I'll tell you a secret. I ALWAYS wanted to be a paperback writer (though that term is outdated). I've never aspired (okay, briefly in college) to write the Great American Novel, or any novel with literary pretensions, really. I've always wanted to make my mark in genre fiction. Fantasy, Sci-Fi (no, they are not the same, no matter what signage the bookstores put up), horror, mystery: These are the fields I prefer to toil in.

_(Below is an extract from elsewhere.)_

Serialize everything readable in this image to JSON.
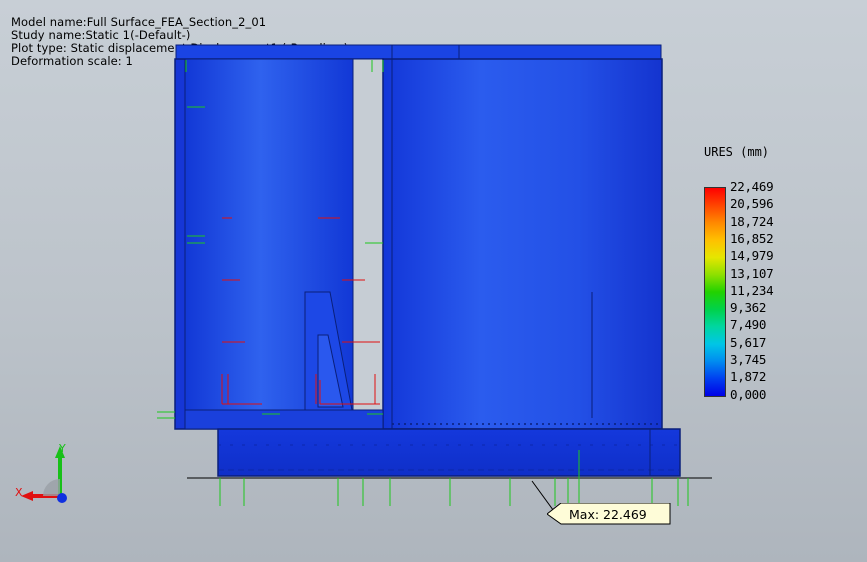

Not that there is anything wrong with those who read or write more 'literary' works. I love Nabokov, I love Hemingway, I love dozens of others who wouldn't poke genre fiction with a sharp stick. But it's not a passionate love, for the most part. It's not the kind of love that makes you blind to faults. When I read Robert E. Howard, I know the prose is overblown and the plots thin. But the affection I feel for the creator of Conan allows me to look on those failings as you would the lack of social graces of a favorite uncle. When I read Conan Doyle, I can look beyond the stilted prose to the cunning, exciting plot and glimmers of truly fascinating characterization. Doyle is the uncle that is nothing like Howard, and yet somehow is exactly like Howard the odd couple of genre fiction. Or Conrad. He's the slightly insufferable uncle that nevertheless brings you the most extraordinary presents from far, far away, with stories to go along with them...
When I read Melville or Hawthorne or Milton on the other hand, I find myself having to think up excuses to forgive them their literary excesses. They make me tired. Like relatives who are good people, but with whom you share nothing in common except biology, you endure them during a visit but are mostly just glad when they leave so you can go do something you really want to do.
Anyway, NaNoWriMo is almost here. My Grand Design is to write something that takes from each of my three favorite uncles. I have no idea how to put the essence of Robert E. Howard, Sir Arthur Conan Doyle and Joseph Conrad into a book (without triggering the Apocalypse), but I figure NaNoWriMo is the time to try. After all, the slogan of NaNoWriMo is "No Plot? No Problem!" There will be weekend events for Singapore WriMos at Earshot, the cafe at the Arts House. The first is Saturday, 5 November from 1-3 pm.
I'll be there, plotless and unworried, trying to channel my three favorite literary uncles.